Après l'article 5 ter, la commission a donné un avis défavorable à l'amendement n° 25 rectifié présenté par M. Jean-Louis Masson et plusieurs de ses collègues tendant à permettre aux fonctionnaires des services actifs de la police nationale de faire usage de leur arme dans les mêmes conditions que les gendarmes.

M. Christian Cointat a rappelé que le Sénat avait adopté un amendement similaire lors de l'examen du projet de loi relatif à la démocratie de proximité, mais que cet amendement n'avait pas été retenu par la commission mixte paritaire. Il a rappelé que la délinquance connaissait une évolution préoccupante et qu'il convenait de donner aux forces de l'ordre des moyens appropriés pour y faire face. Il a estimé qu'il était injustifiable que les règles en matière d'usage des armes à feu ne soient pas les mêmes pour les policiers et pour les gendarmes.

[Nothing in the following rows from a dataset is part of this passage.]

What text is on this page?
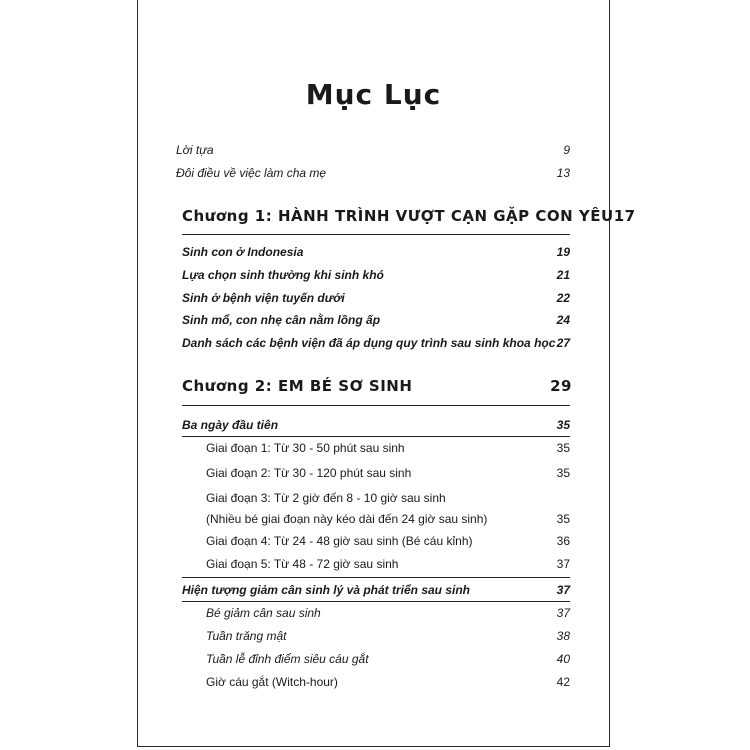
Mục Lục
Lời tựa	9
Đôi điều về việc làm cha mẹ	13
Chương 1: HÀNH TRÌNH VƯỢT CẠN GẶP CON YÊU 17
Sinh con ở Indonesia	19
Lựa chọn sinh thường khi sinh khó	21
Sinh ở bệnh viện tuyến dưới	22
Sinh mổ, con nhẹ cân nằm lồng ấp	24
Danh sách các bệnh viện đã áp dụng quy trình sau sinh khoa học 27
Chương 2: EM BÉ SƠ SINH	29
Ba ngày đầu tiên	35
Giai đoạn 1: Từ 30 - 50 phút sau sinh	35
Giai đoạn 2: Từ 30 - 120 phút sau sinh	35
Giai đoạn 3: Từ 2 giờ đến 8 - 10 giờ sau sinh
(Nhiều bé giai đoạn này kéo dài đến 24 giờ sau sinh)	35
Giai đoạn 4: Từ 24 - 48 giờ sau sinh (Bé cáu kỉnh)	36
Giai đoạn 5: Từ 48 - 72 giờ sau sinh	37
Hiện tượng giảm cân sinh lý và phát triển sau sinh	37
Bé giảm cân sau sinh	37
Tuần trăng mật	38
Tuần lễ đỉnh điểm siêu cáu gắt	40
Giờ cáu gắt (Witch-hour)	42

M. Robert Badinter s'est déclaré très opposé au traitement d'une question aussi importante et lourde de conséquences par le biais d'un amendement à la proposition de loi en discussion.

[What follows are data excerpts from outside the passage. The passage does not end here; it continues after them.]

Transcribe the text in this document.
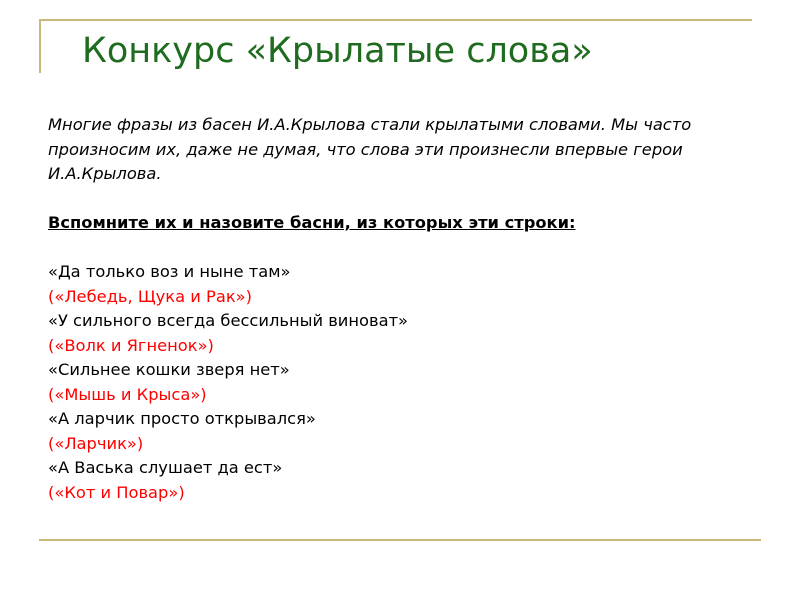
Конкурс «Крылатые слова»

Многие фразы из басен И.А.Крылова стали крылатыми словами. Мы часто произносим их, даже не думая, что слова эти произнесли впервые герои И.А.Крылова.

Вспомните их и назовите басни, из которых эти строки:

«Да только воз и ныне там»
(«Лебедь, Щука и Рак»)
«У сильного всегда бессильный виноват»
(«Волк и Ягненок»)
«Сильнее кошки зверя нет»
(«Мышь и Крыса»)
«А ларчик просто открывался»
(«Ларчик»)
«А Васька слушает да ест»
(«Кот и Повар»)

Mme Nicole Borvo a estimé qu'il était hautement symbolique que l'on envisage de permettre aux policiers de faire plus facilement usage de leur arme dans un texte relatif à la présomption d'innocence. Elle a fait valoir que les règles actuelles constituaient aussi une garantie pour la police et que tous les policiers n'étaient pas favorables à une extension des possibilités d'user de leurs armes.

M. René Garrec, président, a estimé qu'un tel sujet valait mieux qu'une discussion rapide sur un amendement. Il a noté que l'existence de deux forces de police distinctes méritait peut-être de faire l'objet d'un examen approfondi afin de vérifier qu'elle était toujours justifiée. Il a observé qu'une discussion sur l'usage des armes devait s'inscrire dans une réflexion plus globale sur l'évolution de la police et de la gendarmerie.

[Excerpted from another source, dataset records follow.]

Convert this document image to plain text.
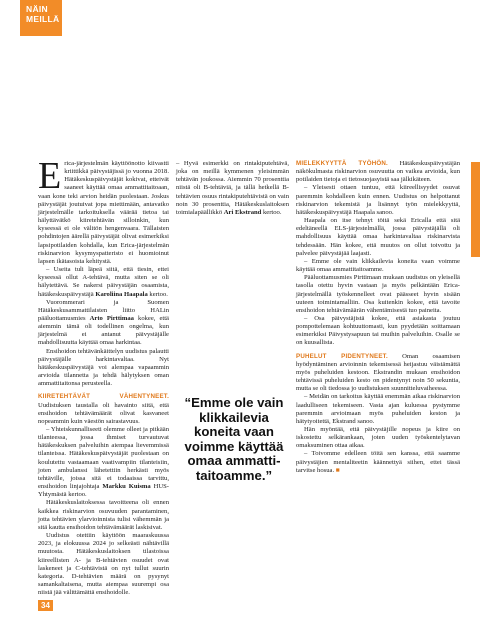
NÄIN
MEILLÄ

Erica-järjestelmän käyttöönotto kiivastti kriittikkä päivystäjissä jo vuonna 2018. Hätäkeskuspäivystäjät kokivat, etteivät saaneet käyttää omaa ammattitaitoaan, vaan kone teki arvion heidän puolestaan. Joskus päivystäjät joutuivat jopa miettimään, antavatko järjestelmälle tarkoituksella väärää tietoa tai hälyttävätkö kiiretehtävän silloinkin, kun kyseessä ei ole välitön hengenvaara. Tällaisten pohdintojen äärellä päivystäjät olivat esimerkiksi lapsipotilaiden kohdalla, kun Erica-järjestelmän riskinarvion kysymyspatteristo ei huomioinut lapsen ikätasoista kehitystä.

– Useita tuli läpeä siitä, että tiesin, ettei kyseessä ollut A-tehtävä, mutta siten se oli hälytettävä. Se nakersi päivystäjän osaamista, hätäkeskuspäivystäjä Karoliina Haapala kertoo.

Vuorommerari ja Suomen Hätäkeskusammattilaisten liitto HALin pääluottamusmies Arto Pirttimaa kokee, että aiemmin tämä oli todellinen ongelma, kun järjestelmä ei antanut päivystäjälle mahdollisuutta käyttää omaa harkintaa.

Ensihoidon tehtävänkäittelyn uudistus palautti päivystäjälle harkintavaltaa. Nyt hätäkeskuspäivystäjä voi alempaa vapaammin arvioida tilannetta ja tehdä hälytyksen oman ammattitaitonsa perusteella.

KIIRETEHTÄVÄT VÄHENTYNEET. Uudistuksen taustalla oli havainto siitä, että ensihoidon tehtävämäärät olivat kasvaneet nopeammin kuin väestön sairastavuus.

– Yhteiskunnalliseeti olemme olleet ja pitkään tilanteessa, jossa ihmiset turvautuvat hätäkeskuksen palveluihin aiempaa lievemmissä tilanteissa. Hätäkeskuspäivystäjät puolestaan on koulutettu vastaamaan vaativampiin tilanteisiin, joten ambulanssi lähetettiin herkästi myös tehtäville, joissa sitä ei todaaissa tarvittu, ensihoidon linjajohtaja Markku Kuisma HUS-Yhtymästä kertoo.

Hätäkeskuslaitoksessa tavoitteena oli ennen kaikkea riskinarvion osuvuuden parantaminen, jotta tehtävien ylarvioinnista tulisi vähemmän ja sitä kautta ensihoidon tehtävämäärät laskisivat.

Uudistus otettiin käyttöön maaraskuussa 2023, ja elokuussa 2024 jo selkeästi nähtävillä muutosta. Hätäkeskuslaitoksen tilastoissa kiireellisten A- ja B-tehtävien osuudet ovat laskeneet ja C-tehtävistä on nyt tullut suurin kategoria. D-tehtävien määrä on pysynyt samankaltaisena, mutta aiempaa suurempi osa niistä jää välittämättä ensihoidolle.

– Hyvä esimerkki on rintakiputehtävä, joka on meillä kymmenen yleisimmän tehtävän joukossa. Aiemmin 70 prosenttia niistä oli B-tehtäviä, ja tällä hetkellä B-tehtävien osuus rintakiputehtävistä on vain noin 30 prosenttia, Hätäkeskuslaitoksen toimialapäällikkö Ari Ekstrand kertoo.

MIELEKKYYTTÄ TYÖHÖN. Hätäkeskuspäivystäjän näkökulmasta riskinarvion osuvuutta on vaikea arvioida, kun potilaiden tietoja ei tietosuojasyistä saa jälkikäteen.

– Yleisesti ottaen tuntuu, että kiireellisyydet osuvat paremmin kohdalleen kuin ennen. Uudistus on helpottanut riskinarvion tekemistä ja lisännyt työn mielekkyyttä, hätäkeskuspäivystäjä Haapala sanoo.

Haapala on itse tehnyt töitä sekä Ericalla että sitä edeltäneellä ELS-järjestelmällä, jossa päivystäjällä oli mahdollisuus käyttää omaa harkintavaltaa riskinarvista tehdessään. Hän kokee, että muutos on ollut toivottu ja palvelee päivystäjää laajasti.

– Emme ole vain klikkailevia koneita vaan voimme käyttää omaa ammattitaitoamme.

Pääluottamusmies Pirttimaan mukaan uudistus on yleisellä tasolla otettu hyvin vastaan ja myös pelkäntään Erica-järjestelmällä työskennelleet ovat päässeet hyvin sisään uuteen toimintamalliin. Osa kuitenkin kokee, että tavoite ensihoidon tehtävämäärän vähentämisestä tuo paineita.

– Osa päivystäjistä kokee, että asiakasta joutuu pompottelemaan kohtuuttomasti, kun pyydetään soittamaan esimerkiksi Päivystysapuun tai muihin palveluihin. Osalle se on kuusallista.

PUHELUT PIDENTYNEET. Oman osaamisen hyödyntäminen arvioinnin tekemisessä heijastuu väistämättä myös puheluiden kestoon. Ekstrandin mukaan ensihoidon tehtävissä puheluiden kesto on pidentynyt noin 50 sekuntia, mutta se oli tiedossa jo uudistuksen suunnitteluvaiheessa.

– Meidän on tarkoitus käyttää enemmän aikaa riskinarvion laadulliseen tekemiseen. Vasta ajan kuluessa pystymme paremmin arvioimaan myös puheluiden keston ja hätytyoitettä, Ekstrand sanoo.

Hän myöntää, että päivystäjille nopeus ja kiire on iskostettu selkärankaan, joten uuden työskentelytavan omaksuminen ottaa aikaa.

– Toivomme edelleen töitä sen kanssa, että saamme päivystäjien mentaliteetin käännettyä siihen, ettei tässä tarvitse hosua. ■

“Emme ole vain klikkailevia koneita vaan voimme käyttää omaa ammatti-taitoamme.”
34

M. Jean-Pierre Schosteck, rapporteur, a estimé qu'il n'existait guère de justification à la différence de traitement entre gendarmes et policiers en matière d'usage des armes à feu. Il a observé que si l'on avait confiance dans les forces de police, il convenait de leur donner les moyens d'intervenir dans de bonnes conditions. Il a toutefois noté que la proposition de loi en discussion n'était probablement pas le cadre approprié pour l'insertion d'un tel texte.

M. Jean-Pierre Sueur s'est déclaré choqué qu'un sujet aussi important puisse être discuté au détour d'un amendement à une proposition de loi sur la présomption d'innocence. Il a estimé qu'une telle question ne pouvait être résolue qu'après un travail de réflexion préalable et l'audition des représentants de la police et de la gendarmerie.